- Developer: Texas Instruments
- Publisher: Texas Instruments
- Designer: Kevin Kenney
- Composer: Hank Mishkoff
- Platform: TI-99/4A
- Release: December 31, 1982
- Genre: Role-playing

= Tunnels of Doom =

1982 video game

Tunnels of Doom is a role-playing video game programmed by Kevin Kenney for the TI-99/4A home computer and published by Texas Instruments on December 31, 1982. It was available in two formats: cartridge with accompanying disk and cartridge with cassette.

Based loosely on the tabletop role-playing game Dungeons & Dragons, it is a dungeon crawl in which players control the fates of 1–4 characters as they navigate a maze of tunnels. Texas Instruments used the game in its marketing, citing it as entertainment software involving "strategy and logic".

==Gameplay==
The game has four character classes: hero, fighter, rogue, and wizard.

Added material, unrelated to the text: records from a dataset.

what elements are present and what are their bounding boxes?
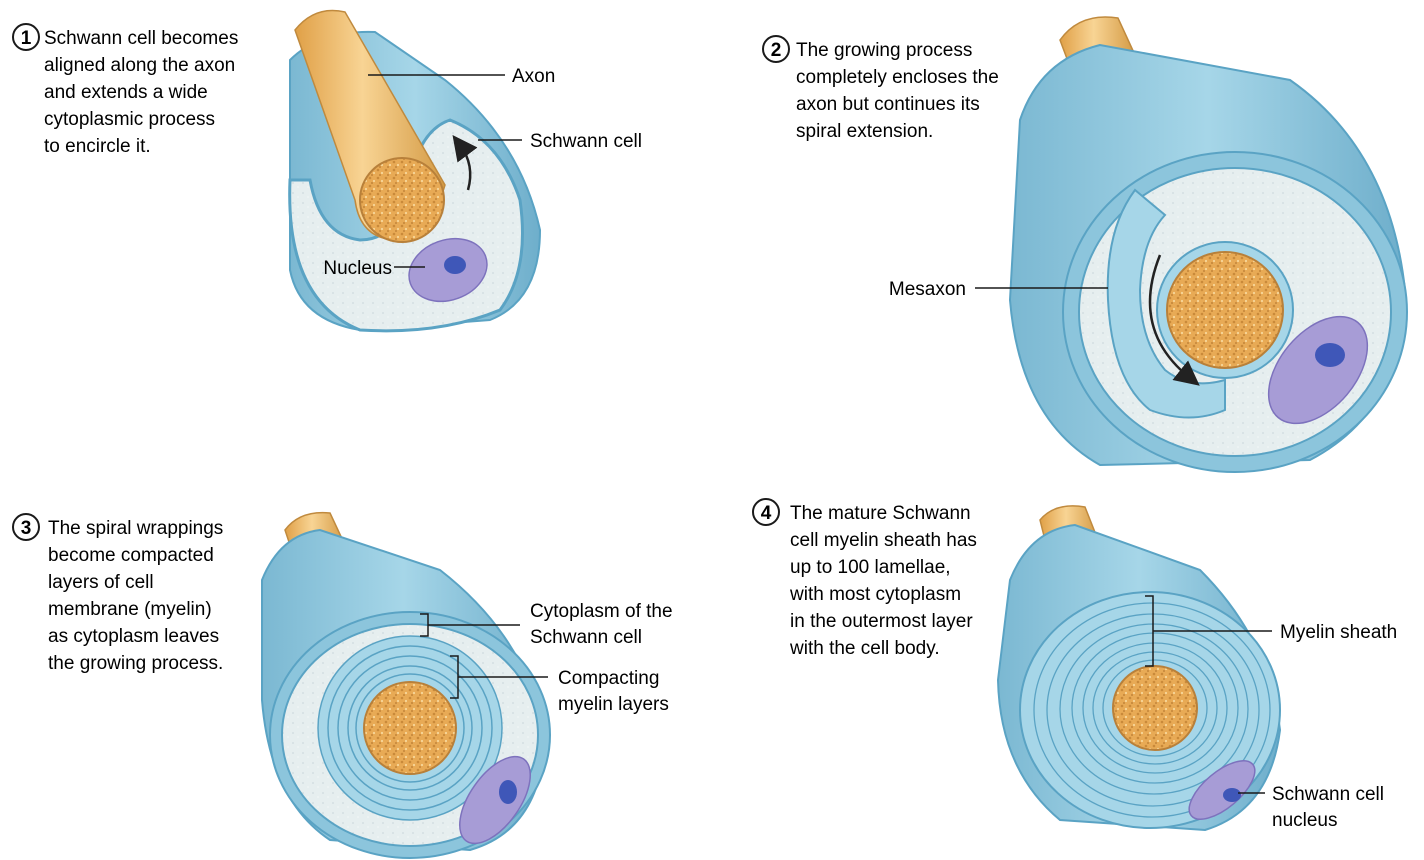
cytoplasm-label: Cytoplasm of the Schwann cell — [530, 601, 678, 648]
step-4-line-5: in the outermost layer — [790, 611, 973, 632]
step-3-number: 3 — [21, 518, 32, 539]
step-4-number: 4 — [761, 503, 772, 524]
axon-cross-section-2 — [1167, 252, 1283, 368]
step-2-illustration — [1010, 17, 1407, 472]
axon-cross-section-4 — [1113, 666, 1197, 750]
step-4-line-4: with most cytoplasm — [789, 584, 961, 605]
step-4-line-3: up to 100 lamellae, — [790, 557, 951, 578]
schwann-nucleus-label: Schwann cell nucleus — [1272, 784, 1389, 831]
schwann-cell-label: Schwann cell — [530, 131, 642, 152]
nucleolus — [444, 256, 466, 274]
nucleolus-4 — [1223, 788, 1241, 802]
myelin-sheath-label: Myelin sheath — [1280, 622, 1397, 643]
step-4-line-2: cell myelin sheath has — [790, 530, 977, 551]
step-2-line-2: completely encloses the — [796, 67, 999, 88]
step-3-description: The spiral wrappings become compacted la… — [48, 518, 229, 674]
step-2-line-1: The growing process — [796, 40, 972, 61]
schwann-nucleus-label-line-1: Schwann cell — [1272, 784, 1384, 805]
step-1-line-2: aligned along the axon — [44, 55, 235, 76]
nucleus-label: Nucleus — [323, 258, 392, 279]
step-3-line-6: the growing process. — [48, 653, 223, 674]
step-1-illustration — [290, 10, 540, 330]
step-2-line-4: spiral extension. — [796, 121, 933, 142]
axon-label: Axon — [512, 66, 555, 87]
schwann-nucleus-label-line-2: nucleus — [1272, 810, 1338, 831]
step-4-description: The mature Schwann cell myelin sheath ha… — [789, 503, 982, 659]
cytoplasm-label-line-2: Schwann cell — [530, 627, 642, 648]
step-3-line-2: become compacted — [48, 545, 214, 566]
step-1-number: 1 — [21, 28, 32, 49]
axon-cross-section — [360, 158, 444, 242]
step-2-text: 2 The growing process completely enclose… — [763, 36, 1004, 142]
cytoplasm-label-line-1: Cytoplasm of the — [530, 601, 673, 622]
step-4-line-1: The mature Schwann — [790, 503, 971, 524]
step-1-text: 1 Schwann cell becomes aligned along the… — [13, 24, 244, 157]
step-2-number: 2 — [771, 40, 782, 61]
step-1-line-3: and extends a wide — [44, 82, 208, 103]
compacting-label: Compacting myelin layers — [558, 668, 669, 715]
compacting-label-line-2: myelin layers — [558, 694, 669, 715]
step-4-illustration — [998, 506, 1280, 830]
nucleolus-3 — [499, 780, 517, 804]
step-2-line-3: axon but continues its — [796, 94, 980, 115]
axon-cross-section-3 — [364, 682, 456, 774]
step-1-description: Schwann cell becomes aligned along the a… — [44, 28, 244, 157]
step-2-description: The growing process completely encloses … — [796, 40, 1004, 142]
step-3-text: 3 The spiral wrappings become compacted … — [13, 514, 229, 674]
step-3-line-5: as cytoplasm leaves — [48, 626, 219, 647]
step-4-line-6: with the cell body. — [789, 638, 940, 659]
step-1-line-4: cytoplasmic process — [44, 109, 215, 130]
compacting-label-line-1: Compacting — [558, 668, 659, 689]
nucleolus-2 — [1315, 343, 1345, 367]
step-3-line-3: layers of cell — [48, 572, 154, 593]
step-4-text: 4 The mature Schwann cell myelin sheath … — [753, 499, 982, 659]
mesaxon-label: Mesaxon — [889, 279, 966, 300]
step-3-line-1: The spiral wrappings — [48, 518, 223, 539]
step-3-illustration — [262, 513, 550, 858]
step-3-line-4: membrane (myelin) — [48, 599, 212, 620]
step-1-line-5: to encircle it. — [44, 136, 151, 157]
step-1-line-1: Schwann cell becomes — [44, 28, 238, 49]
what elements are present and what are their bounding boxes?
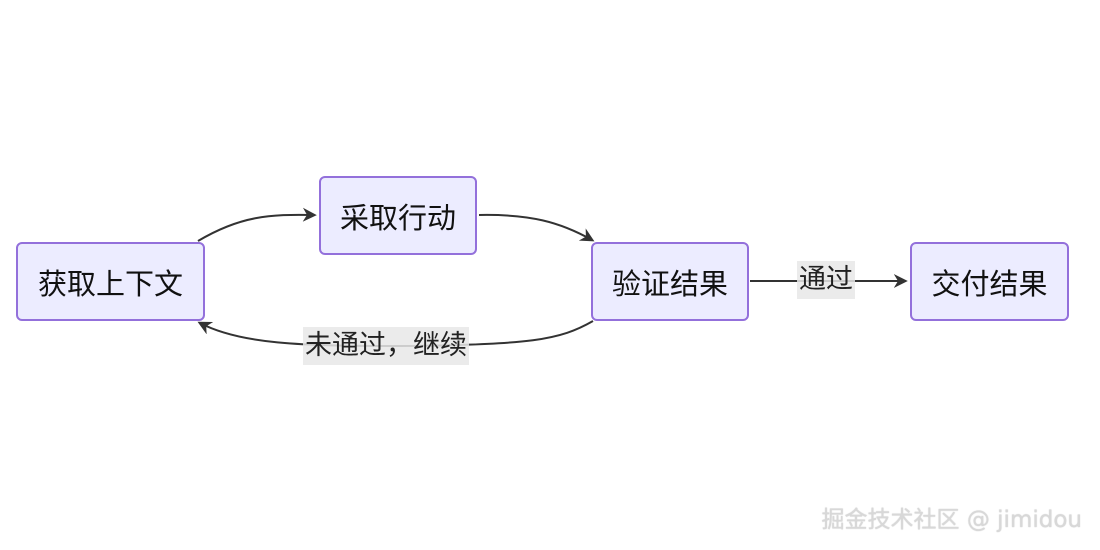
node-verify-result: 验证结果 <box>591 242 749 321</box>
node-take-action-label: 采取行动 <box>339 200 456 235</box>
node-verify-result-label: 验证结果 <box>611 266 728 301</box>
node-gather-context-label: 获取上下文 <box>37 266 183 301</box>
node-deliver-result: 交付结果 <box>910 242 1069 321</box>
edge-label-pass: 通过 <box>797 261 855 299</box>
edge-gather-to-act <box>197 207 317 242</box>
edge-act-to-verify <box>478 213 595 242</box>
node-take-action: 采取行动 <box>319 176 477 255</box>
node-gather-context: 获取上下文 <box>16 242 205 321</box>
edge-label-retry: 未通过，继续 <box>303 327 469 365</box>
node-deliver-result-label: 交付结果 <box>931 266 1048 301</box>
watermark-text: 掘金技术社区 @ jimidou <box>821 507 1082 533</box>
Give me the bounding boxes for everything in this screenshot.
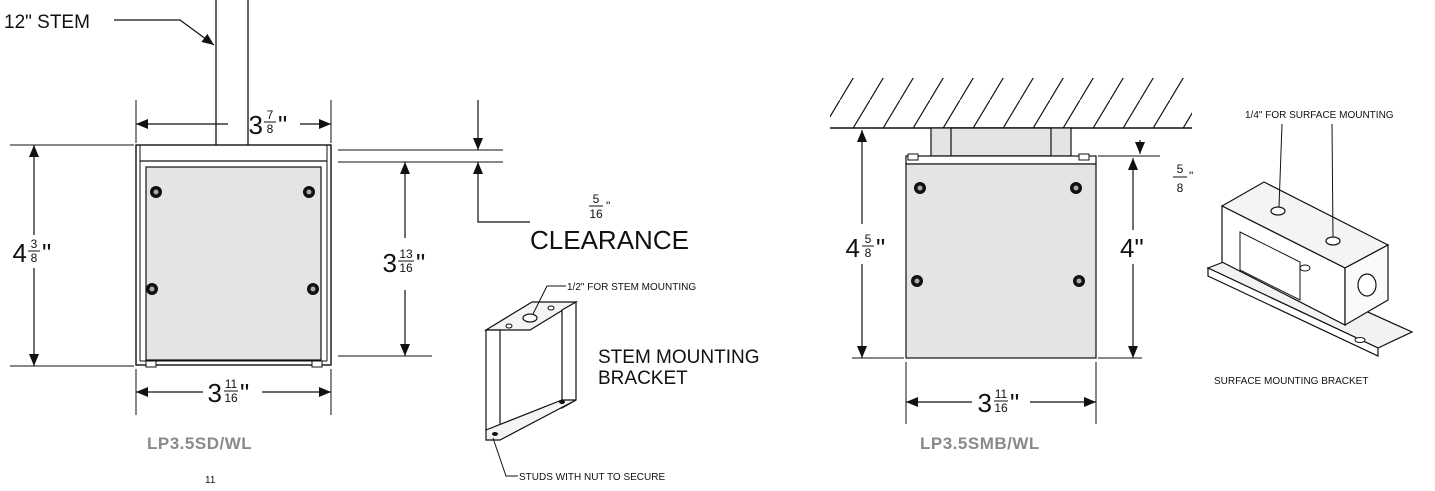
clearance-label: 5 16 " CLEARANCE	[530, 192, 689, 255]
surface-hole-note: 1/4" FOR SURFACE MOUNTING	[1245, 110, 1394, 121]
stem-leader	[114, 19, 215, 46]
svg-text:16: 16	[589, 207, 603, 221]
svg-text:8: 8	[865, 246, 872, 260]
svg-text:4: 4	[846, 233, 860, 263]
svg-text:11: 11	[225, 377, 238, 391]
surface-hole-leader-1	[1278, 123, 1283, 208]
stud-icon	[492, 432, 498, 436]
surface-mounting-bracket: 1/4" FOR SURFACE MOUNTING SURFACE MOUNTI…	[1206, 110, 1414, 387]
svg-text:13: 13	[399, 247, 413, 261]
screw-icon	[911, 275, 923, 287]
stud-icon	[559, 400, 565, 404]
svg-text:": "	[278, 110, 287, 140]
right-model-name: LP3.5SMB/WL	[920, 434, 1040, 453]
right-foot-right	[1078, 153, 1090, 161]
small-hole-icon	[505, 323, 513, 329]
svg-text:3: 3	[31, 237, 38, 251]
svg-text:": "	[606, 199, 610, 213]
svg-text:": "	[42, 238, 51, 268]
screw-icon	[1070, 182, 1082, 194]
svg-text:": "	[1010, 388, 1019, 418]
svg-text:": "	[876, 233, 885, 263]
dim-r-right-height-label: 4"	[1120, 233, 1144, 263]
surface-hole-icon	[1270, 206, 1286, 216]
studs-note: STUDS WITH NUT TO SECURE	[519, 472, 665, 483]
svg-text:3: 3	[383, 248, 397, 278]
stem-bracket-title-1: STEM MOUNTING	[598, 347, 760, 368]
surface-bracket-block	[930, 127, 1072, 157]
surface-hole-icon	[1325, 236, 1341, 246]
foot-left	[145, 360, 157, 368]
svg-text:8: 8	[31, 251, 38, 265]
dim-left-height-label: 4 3 8 "	[13, 237, 52, 268]
screw-icon	[150, 186, 162, 198]
ceiling-hatch	[830, 78, 1192, 128]
left-model-name: LP3.5SD/WL	[147, 434, 252, 453]
svg-text:": "	[1189, 169, 1193, 183]
right-foot-left	[907, 153, 919, 161]
svg-text:": "	[240, 378, 249, 408]
svg-text:8: 8	[267, 122, 274, 136]
left-face-panel	[145, 166, 322, 361]
svg-text:3: 3	[249, 110, 263, 140]
stem-hole-note: 1/2" FOR STEM MOUNTING	[567, 282, 696, 293]
block-hole-icon	[1299, 264, 1311, 272]
svg-text:3: 3	[978, 388, 992, 418]
dim-right-height-label: 3 13 16 "	[383, 247, 426, 278]
screw-icon	[303, 186, 315, 198]
page-number: 11	[205, 475, 216, 486]
right-unit-drawing: 4 5 8 " 4" 5 8 " 3 11 16 "	[830, 78, 1193, 453]
plate-slot-icon	[1354, 337, 1366, 343]
stem-mounting-bracket: 1/2" FOR STEM MOUNTING STEM MOUNTING BRA…	[483, 282, 760, 483]
stem-hole-leader	[532, 285, 566, 315]
svg-text:5: 5	[593, 192, 600, 206]
stem-bracket-title-2: BRACKET	[598, 368, 688, 389]
stem-label: 12" STEM	[4, 12, 90, 33]
screw-icon	[914, 182, 926, 194]
screw-icon	[307, 283, 319, 295]
foot-right	[311, 360, 323, 368]
dim-r-bottom-width-label: 3 11 16 "	[978, 387, 1020, 418]
surface-bracket-plate-edge	[1207, 267, 1379, 357]
svg-text:4: 4	[13, 238, 27, 268]
svg-text:3: 3	[208, 378, 222, 408]
stem-hole-icon	[522, 313, 538, 323]
svg-text:16: 16	[399, 261, 413, 275]
svg-text:5: 5	[1177, 162, 1184, 176]
dim-clearance-arrow-bottom	[473, 162, 530, 223]
svg-text:11: 11	[995, 387, 1008, 401]
right-face-panel	[905, 163, 1097, 359]
dim-bottom-width-label: 3 11 16 "	[208, 377, 250, 408]
svg-text:16: 16	[994, 401, 1008, 415]
right-housing-top	[905, 155, 1097, 165]
dim-r-left-height-label: 4 5 8 "	[846, 232, 886, 263]
side-hole-icon	[1357, 273, 1377, 297]
stem-bracket-front-wall	[485, 329, 501, 431]
svg-text:5: 5	[865, 232, 872, 246]
svg-text:": "	[416, 248, 425, 278]
svg-text:CLEARANCE: CLEARANCE	[530, 225, 689, 255]
surface-bracket-slot	[1239, 231, 1301, 301]
small-hole-icon	[547, 305, 555, 311]
screw-icon	[1073, 275, 1085, 287]
svg-text:7: 7	[267, 108, 274, 122]
stem-bracket-back-wall	[561, 300, 577, 410]
surface-hole-leader-2	[1331, 123, 1334, 238]
studs-leader	[492, 437, 518, 477]
svg-text:16: 16	[224, 391, 238, 405]
screw-icon	[146, 283, 158, 295]
dim-top-width-label: 3 7 8 "	[249, 108, 288, 140]
dim-offset-label: 5 8 "	[1173, 162, 1193, 195]
surface-bracket-title: SURFACE MOUNTING BRACKET	[1214, 376, 1368, 387]
stem-bracket-bottom	[485, 399, 577, 441]
left-unit-drawing: 12" STEM 3 7 8 " 4 3 8 "	[4, 0, 689, 486]
svg-text:8: 8	[1177, 181, 1184, 195]
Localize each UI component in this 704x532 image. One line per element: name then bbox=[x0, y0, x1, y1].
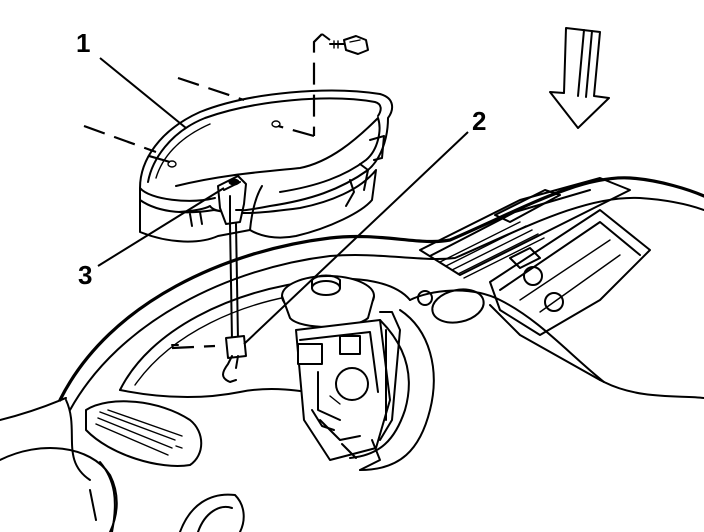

The "hero" class is only available in a single character game.

Upon encountering an enemy, the game transitions to a separate, graphical, overhead battle screen, where a tactical turn-based combat system is used that allows for movement and positioning. It's possible to listen at doors for sounds of monsters, which can be negotiated with in combat as well.

==Legacy==
In 2008, Howard Kistler of DreamCodex developed a revised version of the game with the permission of Kevin Kenney.